Paper Mario TTYD is a game that I can play the entirety of in my mind. From the very start of the game, I picture each area and recall the exact order of events from start to finish. Sure, I might not remember where every star piece is, or know the dialogue word for word, but I know the gist of it. This game is baked into me, like lights into a texture. (woah! sick gamer joke xd)
I love the worldbuilding. Taking the absurdity of the Mario canon, and giving voices and personality and depth to these weird assortments of Mario creatures. I mean, the center of Rogueport has a noose! And there are goombas just walking around, complaining about credit card fraud! Can you imagine that kind of thing in a modern Mario game? I've always loved worlds that clearly weren't meant to be that serious from the beginning -- Adventure Time, Homestuck, etc. but then as the story develops, these random silly elements are arranged in a way where there's actual depth and themes that weren't originally intended. And this game, I think this was my first time experiencing that kind of thing. A depressed bomb-omb laments the death of his wife, a toad seeks to uncover the murder of her brother, a big rat charges his expenses to the corporate credit card.
This game has such a strong heart. So much care and detail went into this game, and it feels like such a coherent, living world. Goombella will tell you the name of each character, and they'll all have a mini-story that develops over the course of the game. As someone whose favorite part of RPGs is talking to NPCs, I'm a sucker for this shit.

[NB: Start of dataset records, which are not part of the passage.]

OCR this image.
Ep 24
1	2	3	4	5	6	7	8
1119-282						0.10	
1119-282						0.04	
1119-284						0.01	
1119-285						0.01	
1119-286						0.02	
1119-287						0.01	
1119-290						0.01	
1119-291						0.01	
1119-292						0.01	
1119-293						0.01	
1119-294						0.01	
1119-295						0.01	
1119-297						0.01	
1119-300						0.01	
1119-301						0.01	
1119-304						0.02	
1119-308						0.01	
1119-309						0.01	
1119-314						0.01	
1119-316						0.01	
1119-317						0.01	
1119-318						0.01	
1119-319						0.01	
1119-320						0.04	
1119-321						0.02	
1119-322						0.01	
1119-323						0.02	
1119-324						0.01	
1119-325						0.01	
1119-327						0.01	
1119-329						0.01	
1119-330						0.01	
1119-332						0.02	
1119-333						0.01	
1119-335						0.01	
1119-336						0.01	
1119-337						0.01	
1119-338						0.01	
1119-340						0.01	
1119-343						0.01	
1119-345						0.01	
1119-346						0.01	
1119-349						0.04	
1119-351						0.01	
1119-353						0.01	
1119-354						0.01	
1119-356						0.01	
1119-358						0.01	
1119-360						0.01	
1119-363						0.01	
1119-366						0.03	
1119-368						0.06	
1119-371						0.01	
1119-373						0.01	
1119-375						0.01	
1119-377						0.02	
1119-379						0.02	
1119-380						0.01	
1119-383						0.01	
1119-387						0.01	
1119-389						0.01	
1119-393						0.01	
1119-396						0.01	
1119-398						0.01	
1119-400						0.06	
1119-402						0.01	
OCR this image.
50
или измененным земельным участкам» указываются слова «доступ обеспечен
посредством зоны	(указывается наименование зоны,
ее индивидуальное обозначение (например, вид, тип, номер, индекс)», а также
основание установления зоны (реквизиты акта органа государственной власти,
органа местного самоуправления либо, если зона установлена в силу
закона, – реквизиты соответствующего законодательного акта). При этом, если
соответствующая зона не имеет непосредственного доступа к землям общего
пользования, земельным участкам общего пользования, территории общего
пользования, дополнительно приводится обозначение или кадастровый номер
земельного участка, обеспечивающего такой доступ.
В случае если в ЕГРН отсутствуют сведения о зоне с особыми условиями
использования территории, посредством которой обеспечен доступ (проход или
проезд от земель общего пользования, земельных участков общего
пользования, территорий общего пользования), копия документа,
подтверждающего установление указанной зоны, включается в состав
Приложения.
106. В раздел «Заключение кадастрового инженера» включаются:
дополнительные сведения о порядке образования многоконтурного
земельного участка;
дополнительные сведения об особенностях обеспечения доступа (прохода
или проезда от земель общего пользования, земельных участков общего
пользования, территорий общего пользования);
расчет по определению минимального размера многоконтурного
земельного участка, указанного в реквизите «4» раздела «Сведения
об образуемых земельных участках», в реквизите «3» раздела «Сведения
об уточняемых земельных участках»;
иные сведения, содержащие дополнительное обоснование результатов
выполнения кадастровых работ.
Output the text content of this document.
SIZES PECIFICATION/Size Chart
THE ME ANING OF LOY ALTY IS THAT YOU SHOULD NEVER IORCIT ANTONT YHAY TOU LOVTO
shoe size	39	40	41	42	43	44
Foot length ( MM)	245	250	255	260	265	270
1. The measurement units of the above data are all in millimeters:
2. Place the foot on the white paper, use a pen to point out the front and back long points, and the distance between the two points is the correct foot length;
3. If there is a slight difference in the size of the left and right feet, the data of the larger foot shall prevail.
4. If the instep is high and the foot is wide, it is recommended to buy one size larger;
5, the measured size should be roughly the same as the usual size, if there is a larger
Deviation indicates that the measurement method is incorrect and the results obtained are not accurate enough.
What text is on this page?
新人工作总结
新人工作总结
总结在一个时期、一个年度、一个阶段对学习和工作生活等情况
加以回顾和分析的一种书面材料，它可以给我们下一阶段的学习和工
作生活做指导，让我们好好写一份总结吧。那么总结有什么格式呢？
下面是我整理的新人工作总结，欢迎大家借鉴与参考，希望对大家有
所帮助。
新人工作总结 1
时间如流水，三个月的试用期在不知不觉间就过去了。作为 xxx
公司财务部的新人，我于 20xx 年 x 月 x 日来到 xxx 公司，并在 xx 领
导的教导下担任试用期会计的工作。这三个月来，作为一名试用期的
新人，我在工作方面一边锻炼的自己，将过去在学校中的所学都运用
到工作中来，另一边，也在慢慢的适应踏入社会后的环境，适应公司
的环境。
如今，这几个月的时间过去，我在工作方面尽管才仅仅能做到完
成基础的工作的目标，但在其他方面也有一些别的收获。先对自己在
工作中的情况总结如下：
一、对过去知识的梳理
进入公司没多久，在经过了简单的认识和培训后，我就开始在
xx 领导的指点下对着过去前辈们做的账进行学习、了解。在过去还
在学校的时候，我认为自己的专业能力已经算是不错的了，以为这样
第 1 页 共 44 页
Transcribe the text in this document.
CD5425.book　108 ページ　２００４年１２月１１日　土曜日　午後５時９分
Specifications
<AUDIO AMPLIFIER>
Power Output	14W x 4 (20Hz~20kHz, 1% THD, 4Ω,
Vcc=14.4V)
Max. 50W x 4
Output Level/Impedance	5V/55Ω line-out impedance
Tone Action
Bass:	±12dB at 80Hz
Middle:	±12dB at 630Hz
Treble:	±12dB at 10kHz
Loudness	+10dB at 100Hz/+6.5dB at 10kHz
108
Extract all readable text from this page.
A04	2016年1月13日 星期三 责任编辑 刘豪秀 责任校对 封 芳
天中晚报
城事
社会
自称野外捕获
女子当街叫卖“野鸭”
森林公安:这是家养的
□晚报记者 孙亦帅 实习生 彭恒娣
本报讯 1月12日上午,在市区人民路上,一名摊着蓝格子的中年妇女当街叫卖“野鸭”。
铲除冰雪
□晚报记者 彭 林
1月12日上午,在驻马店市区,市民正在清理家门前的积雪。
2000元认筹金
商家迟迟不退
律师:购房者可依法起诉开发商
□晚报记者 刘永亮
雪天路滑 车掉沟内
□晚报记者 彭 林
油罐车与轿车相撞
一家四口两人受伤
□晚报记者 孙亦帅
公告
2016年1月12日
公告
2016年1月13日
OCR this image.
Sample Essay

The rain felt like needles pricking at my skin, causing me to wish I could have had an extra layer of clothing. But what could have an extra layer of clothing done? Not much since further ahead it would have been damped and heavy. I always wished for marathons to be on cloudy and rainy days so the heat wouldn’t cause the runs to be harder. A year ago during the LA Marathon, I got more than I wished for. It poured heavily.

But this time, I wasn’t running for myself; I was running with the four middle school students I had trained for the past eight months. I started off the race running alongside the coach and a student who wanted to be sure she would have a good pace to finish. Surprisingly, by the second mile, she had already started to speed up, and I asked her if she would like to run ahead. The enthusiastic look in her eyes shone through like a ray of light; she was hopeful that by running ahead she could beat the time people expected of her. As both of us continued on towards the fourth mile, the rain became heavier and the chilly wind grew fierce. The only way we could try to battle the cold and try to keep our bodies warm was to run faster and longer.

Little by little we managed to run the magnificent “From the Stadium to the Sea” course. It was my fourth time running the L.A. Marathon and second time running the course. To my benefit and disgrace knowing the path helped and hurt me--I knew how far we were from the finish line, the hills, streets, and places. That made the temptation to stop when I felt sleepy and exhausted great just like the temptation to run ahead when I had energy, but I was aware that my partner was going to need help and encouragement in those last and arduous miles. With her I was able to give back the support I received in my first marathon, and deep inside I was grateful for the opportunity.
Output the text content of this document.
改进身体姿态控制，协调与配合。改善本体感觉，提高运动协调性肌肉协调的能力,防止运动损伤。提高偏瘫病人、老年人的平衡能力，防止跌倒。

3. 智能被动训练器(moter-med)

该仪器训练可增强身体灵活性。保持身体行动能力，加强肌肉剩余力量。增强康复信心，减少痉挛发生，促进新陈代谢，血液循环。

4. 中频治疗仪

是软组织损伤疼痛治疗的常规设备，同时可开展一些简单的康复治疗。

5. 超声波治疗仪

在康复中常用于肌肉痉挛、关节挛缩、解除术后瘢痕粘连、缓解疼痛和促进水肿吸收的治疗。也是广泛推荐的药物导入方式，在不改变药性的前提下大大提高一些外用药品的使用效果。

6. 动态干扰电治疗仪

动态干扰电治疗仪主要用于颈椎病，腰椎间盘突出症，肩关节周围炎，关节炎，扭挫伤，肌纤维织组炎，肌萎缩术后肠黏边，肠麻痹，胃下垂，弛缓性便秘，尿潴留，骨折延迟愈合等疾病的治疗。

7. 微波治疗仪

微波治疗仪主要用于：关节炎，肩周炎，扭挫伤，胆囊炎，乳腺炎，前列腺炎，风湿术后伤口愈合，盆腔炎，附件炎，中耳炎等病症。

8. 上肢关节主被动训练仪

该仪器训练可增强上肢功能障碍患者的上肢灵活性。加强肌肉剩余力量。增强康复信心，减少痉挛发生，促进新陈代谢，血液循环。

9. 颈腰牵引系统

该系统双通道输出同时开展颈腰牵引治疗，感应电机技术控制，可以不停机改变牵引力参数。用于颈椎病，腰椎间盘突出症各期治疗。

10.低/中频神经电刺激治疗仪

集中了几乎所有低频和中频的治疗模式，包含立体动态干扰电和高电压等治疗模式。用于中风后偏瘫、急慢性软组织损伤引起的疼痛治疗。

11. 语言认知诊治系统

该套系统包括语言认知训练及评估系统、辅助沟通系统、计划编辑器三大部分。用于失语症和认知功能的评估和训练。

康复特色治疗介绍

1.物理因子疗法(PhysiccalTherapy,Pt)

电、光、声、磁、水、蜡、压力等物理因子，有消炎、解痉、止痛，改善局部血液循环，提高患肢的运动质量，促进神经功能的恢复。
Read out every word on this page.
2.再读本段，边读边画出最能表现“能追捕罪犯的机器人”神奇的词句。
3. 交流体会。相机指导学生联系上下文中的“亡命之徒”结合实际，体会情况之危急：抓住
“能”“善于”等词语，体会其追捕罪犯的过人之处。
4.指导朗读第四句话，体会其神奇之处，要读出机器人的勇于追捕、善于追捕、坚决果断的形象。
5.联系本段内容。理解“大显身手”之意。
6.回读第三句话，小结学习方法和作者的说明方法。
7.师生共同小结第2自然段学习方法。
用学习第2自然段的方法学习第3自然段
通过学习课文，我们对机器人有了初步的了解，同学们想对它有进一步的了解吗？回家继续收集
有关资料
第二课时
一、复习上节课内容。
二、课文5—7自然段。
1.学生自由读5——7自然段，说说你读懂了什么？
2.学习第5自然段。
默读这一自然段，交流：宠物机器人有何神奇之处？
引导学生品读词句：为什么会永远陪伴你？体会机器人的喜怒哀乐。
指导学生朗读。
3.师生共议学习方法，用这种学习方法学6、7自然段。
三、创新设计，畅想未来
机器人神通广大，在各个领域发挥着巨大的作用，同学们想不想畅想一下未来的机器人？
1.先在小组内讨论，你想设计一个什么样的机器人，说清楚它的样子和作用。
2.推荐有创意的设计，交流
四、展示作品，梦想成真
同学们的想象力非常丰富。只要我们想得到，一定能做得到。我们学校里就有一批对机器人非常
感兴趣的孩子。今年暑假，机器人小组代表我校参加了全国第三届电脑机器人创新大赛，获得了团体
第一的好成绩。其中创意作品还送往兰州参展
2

This game feels like one of the last of its kind made by Nintendo, where the world of the Mario Brothers feels fully alive. Super Paper Mario, Bowser's Inside Story -- these games carry on this soul. But Miyamoto refused to let this world live any longer. Toadsworth, Kammy Koopa, they've been killed off. Toads with individual names, individual stories, they were not allowed to exist. Each species must be uniform. There can be only one female toad, Toadette. No others. Stories sometimes steak into Mario games, But look at any of the new Paper Mario or Mario & Luigi games. They still have charm and fun, but they don't have an ensemble cast any more. The stories are serviceable and pleasant, but forgettable. Stories in Mario games are sequestered away -- you might stumble into Galaxy's library, and learn the humanity of Rosalina, but that's the exception.
Mario and Luigi, they can't grow or change. They are who they are, forever. But the side characters that these brothers met, they could. And I love Mario games, truly, and not every story needs a plot, and Mario platformers still have great soul without them. But there was something special here that it seems unlikely we'll see again from a Mario game.